Chino Valley athletes learn there's no lazy days of summer

When school is done, it's time for them to get busy

Chima Gomez (front), a rising senior at Chino Valley High School, works on agility drills with her teammates on the girls soccer team on Monday, June 13.

Photo by Ken Sain.

Chima Gomez (front), a rising senior at Chino Valley High School, works on agility drills with her teammates on the girls soccer team on Monday, June 13.

Ah, summer is here and school is out. If you’re a high school student that means it’s time to sleep in, play games on the Xbox, relax by the pool.

Unless you’re a high school athlete.

If you’re an athlete, there is weight training or wrestling practice in the morning, then open gym basketball to work on your skills, then off to soccer games in the afternoon. Mix in a summer job and try to find a few hours for the girlfriend or boyfriend, and summer can be busier than the school year.

“You get sore quick,” said Andrew Granillo, a rising senior at Chino Valley High School. He is playing basketball and football this summer.

“It’s time consuming, you have to plan everything out, but it keeps you busy,” said Gavin Thompson, also a rising senior who plays basketball and football.

The busy summer is a nice introduction to adulthood, one coach says.

“It teaches them time management skills,” boys basketball coach Mike Fogel said. “I tell them, there are enough hours in the day to do everything you want to do.”

Fogel said that he’ll go over an athlete’s schedule and show them how to balance their demands. Coaches talk to each other to try and make it easier on the athletes, Fogel said.

For example, most of the football team’s summer passing league games are on weekdays, so Fogel has signed up his basketball team for weekend tournaments.

“There are late nights, that can be hard sometimes,” said Sabrina Sutton, the mother of basketball player Brian Sutton. Her son also plays baseball, but gave up that sport this summer to get a job.

It’s not just boys who keep busy. Girls have their summer teams too.

“We have about 20 out now, and I’d say of those 20, about eight [participate in multiple sports],” girls soccer coach Allen Foster said.

Foster said that all athletes tend to progress even more in the summer than during the season.

“It’s huge, especially for soccer, and I imagine volleyball, because we run right into the season,” he said. “We just played Round Valley on Tuesday, it’s the same team that beat us in the state semifinals last year 2-1. We beat them 8-1, and that’s the first thing [the opposing coach] said, ‘You guys haven’t quit practicing.’”

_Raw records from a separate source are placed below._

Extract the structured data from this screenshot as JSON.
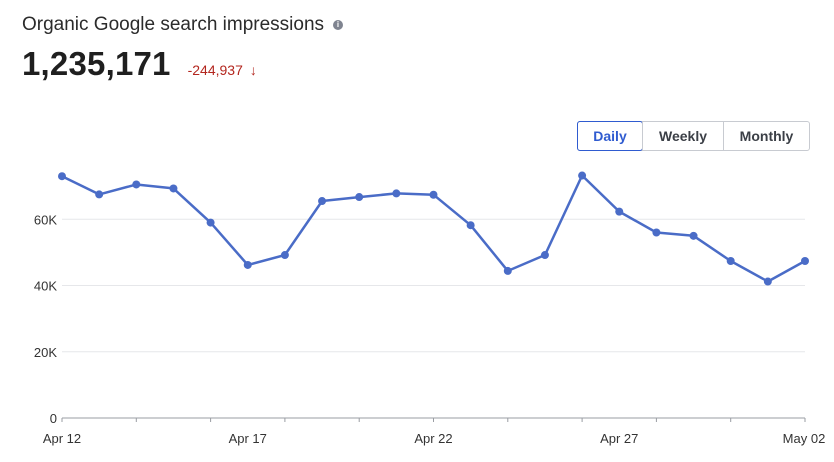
{
  "header": {
    "title": "Organic Google search impressions",
    "info_icon": "info-icon",
    "total": "1,235,171",
    "delta": "-244,937",
    "delta_icon": "arrow-down-icon",
    "delta_color": "#b3261e"
  },
  "period_toggle": {
    "options": [
      "Daily",
      "Weekly",
      "Monthly"
    ],
    "selected": "Daily",
    "accent": "#2f5bd0"
  },
  "chart_data": {
    "type": "line",
    "title": "",
    "xlabel": "",
    "ylabel": "",
    "ylim": [
      0,
      80000
    ],
    "y_ticks": [
      0,
      20000,
      40000,
      60000
    ],
    "y_tick_labels": [
      "0",
      "20K",
      "40K",
      "60K"
    ],
    "x_tick_labels": [
      {
        "date": "Apr 12",
        "label": "Apr 12"
      },
      {
        "date": "Apr 17",
        "label": "Apr 17"
      },
      {
        "date": "Apr 22",
        "label": "Apr 22"
      },
      {
        "date": "Apr 27",
        "label": "Apr 27"
      },
      {
        "date": "May 02",
        "label": "May 02"
      }
    ],
    "grid": true,
    "legend": "none",
    "series": [
      {
        "color": "#4a6cc7",
        "points": [
          {
            "date": "Apr 12",
            "value": 73000
          },
          {
            "date": "Apr 13",
            "value": 67500
          },
          {
            "date": "Apr 14",
            "value": 70500
          },
          {
            "date": "Apr 15",
            "value": 69300
          },
          {
            "date": "Apr 16",
            "value": 59000
          },
          {
            "date": "Apr 17",
            "value": 46200
          },
          {
            "date": "Apr 18",
            "value": 49200
          },
          {
            "date": "Apr 19",
            "value": 65500
          },
          {
            "date": "Apr 20",
            "value": 66700
          },
          {
            "date": "Apr 21",
            "value": 67800
          },
          {
            "date": "Apr 22",
            "value": 67400
          },
          {
            "date": "Apr 23",
            "value": 58200
          },
          {
            "date": "Apr 24",
            "value": 44400
          },
          {
            "date": "Apr 25",
            "value": 49200
          },
          {
            "date": "Apr 26",
            "value": 73200
          },
          {
            "date": "Apr 27",
            "value": 62300
          },
          {
            "date": "Apr 28",
            "value": 56000
          },
          {
            "date": "Apr 29",
            "value": 55000
          },
          {
            "date": "Apr 30",
            "value": 47400
          },
          {
            "date": "May 01",
            "value": 41200
          },
          {
            "date": "May 02",
            "value": 47400
          }
        ]
      }
    ]
  }
}
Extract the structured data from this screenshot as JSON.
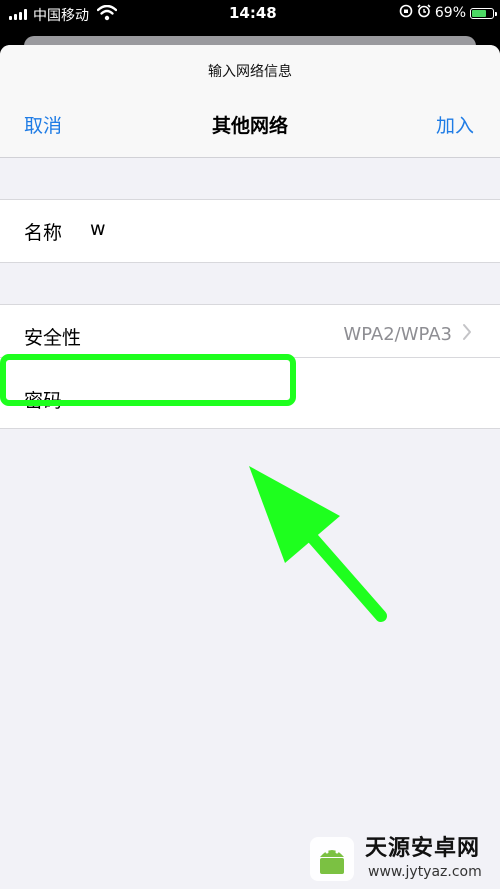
{
  "status_bar": {
    "carrier": "中国移动",
    "time": "14:48",
    "battery": "69%",
    "battery_level": 0.69,
    "icons": [
      "signal-icon",
      "wifi-icon",
      "lock-rotation-icon",
      "alarm-icon",
      "battery-charging-icon"
    ]
  },
  "sheet": {
    "prompt": "输入网络信息",
    "title": "其他网络",
    "cancel": "取消",
    "join": "加入"
  },
  "form": {
    "name_label": "名称",
    "name_value": "w",
    "security_label": "安全性",
    "security_value": "WPA2/WPA3",
    "password_label": "密码"
  },
  "annotation": {
    "highlight_color": "#1eff1e",
    "arrow_color": "#1eff1e"
  },
  "watermark": {
    "name": "天源安卓网",
    "url": "www.jytyaz.com"
  },
  "colors": {
    "accent": "#1f7ce5",
    "background": "#f2f2f7"
  }
}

Chima Gomez, a rising senior on the soccer team, said she wakes up every morning around 6:30 a.m. to come to morning practice, then returns home to do her chores before she gets ready for work, then goes to work at a local restaurant. She gets home late at night, sleeps then repeats the next day.

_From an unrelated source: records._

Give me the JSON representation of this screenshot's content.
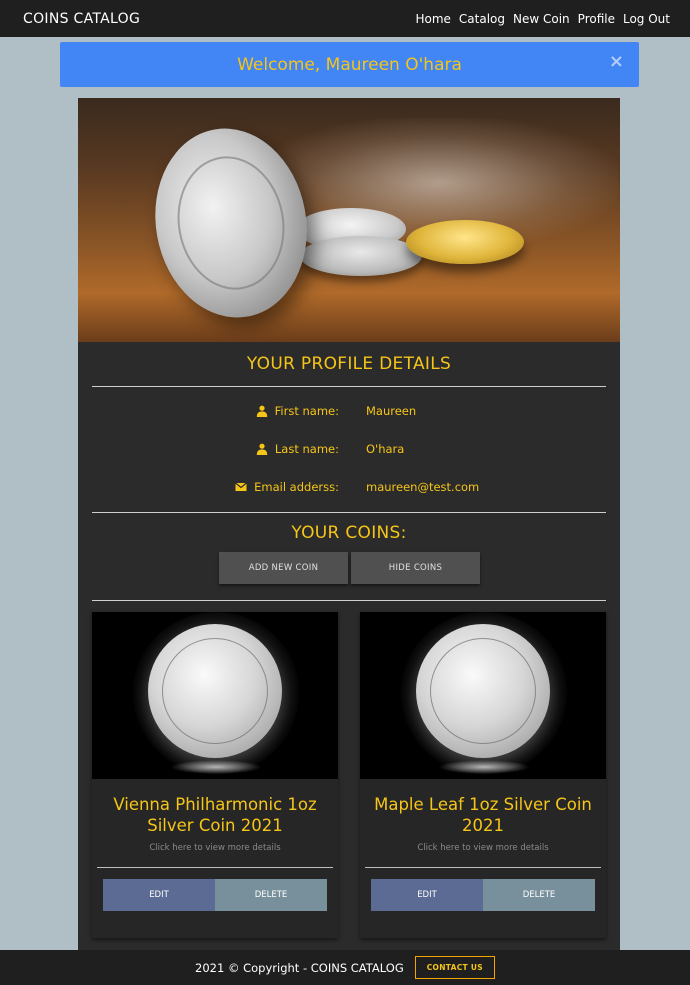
{
  "navbar": {
    "brand": "COINS CATALOG",
    "links": [
      "Home",
      "Catalog",
      "New Coin",
      "Profile",
      "Log Out"
    ]
  },
  "alert": {
    "message": "Welcome, Maureen O'hara",
    "close_symbol": "×"
  },
  "profile": {
    "title": "YOUR PROFILE DETAILS",
    "fields": [
      {
        "icon": "user-icon",
        "label": "First name:",
        "value": "Maureen"
      },
      {
        "icon": "user-icon",
        "label": "Last name:",
        "value": "O'hara"
      },
      {
        "icon": "envelope-icon",
        "label": "Email adderss:",
        "value": "maureen@test.com"
      }
    ]
  },
  "coins_section": {
    "title": "YOUR COINS:",
    "add_button": "ADD NEW COIN",
    "hide_button": "HIDE COINS"
  },
  "coins": [
    {
      "name": "Vienna Philharmonic 1oz Silver Coin 2021",
      "subtitle": "Click here to view more details",
      "edit": "EDIT",
      "delete": "DELETE"
    },
    {
      "name": "Maple Leaf 1oz Silver Coin 2021",
      "subtitle": "Click here to view more details",
      "edit": "EDIT",
      "delete": "DELETE"
    }
  ],
  "footer": {
    "copyright": "2021 © Copyright -  COINS CATALOG",
    "contact_button": "CONTACT US"
  },
  "colors": {
    "accent": "#f5c518",
    "alert_bg": "#4285f4",
    "page_bg": "#b0bec5",
    "card_bg": "#2b2b2b",
    "edit_btn": "#5c6b93",
    "delete_btn": "#78909c"
  }
}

“I think it’s better that I’m busy,” Gomez said. “It’s better to have something to do.”

Summer programs are vital to how well athletes perform during the school year, said football coach Wade Krug.

“It’s not just important for my athletes, but all athletes,” he said. “High school sports has become super competitive right now. If you’re not lifting weights in the offseason … we’re going to be behind, and we’re physically going to be overmatched.”

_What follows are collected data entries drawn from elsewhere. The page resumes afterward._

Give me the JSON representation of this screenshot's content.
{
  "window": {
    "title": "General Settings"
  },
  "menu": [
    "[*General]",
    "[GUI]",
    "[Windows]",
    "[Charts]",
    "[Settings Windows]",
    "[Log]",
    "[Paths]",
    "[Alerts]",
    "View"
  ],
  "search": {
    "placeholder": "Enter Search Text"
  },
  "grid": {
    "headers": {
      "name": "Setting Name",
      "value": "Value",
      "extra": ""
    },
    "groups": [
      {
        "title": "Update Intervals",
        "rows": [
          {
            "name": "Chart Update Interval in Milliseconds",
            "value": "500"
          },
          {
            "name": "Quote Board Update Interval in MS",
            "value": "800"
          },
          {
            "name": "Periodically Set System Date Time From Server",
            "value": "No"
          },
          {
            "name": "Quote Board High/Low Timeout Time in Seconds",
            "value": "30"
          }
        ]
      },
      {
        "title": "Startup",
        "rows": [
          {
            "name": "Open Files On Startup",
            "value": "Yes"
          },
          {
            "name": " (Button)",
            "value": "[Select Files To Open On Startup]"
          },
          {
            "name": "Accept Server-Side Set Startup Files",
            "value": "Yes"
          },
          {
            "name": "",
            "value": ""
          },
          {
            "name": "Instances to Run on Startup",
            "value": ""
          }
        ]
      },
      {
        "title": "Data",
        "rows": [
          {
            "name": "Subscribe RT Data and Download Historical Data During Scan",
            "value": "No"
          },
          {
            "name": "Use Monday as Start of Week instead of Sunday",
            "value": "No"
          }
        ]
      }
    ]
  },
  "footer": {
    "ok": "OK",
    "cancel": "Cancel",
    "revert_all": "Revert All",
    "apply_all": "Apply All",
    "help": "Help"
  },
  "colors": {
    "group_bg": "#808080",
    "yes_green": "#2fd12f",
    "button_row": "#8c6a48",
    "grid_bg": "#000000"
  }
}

But the work they put in over the summer pays off, and even players say they can see the improvement.

“You see improvement over the summer in everyone who comes,” Thompson said. “The ones who don’t, it’s kind of frustrating, but you hope they catch up.”

Those must be the sleeping in at home, or splashing around in the pool. But serious athletes are different.

“You can’t keep them away,” Sabrina Sutton said. “It’s better than if they were at home playing on the Xbox. It keeps them active.”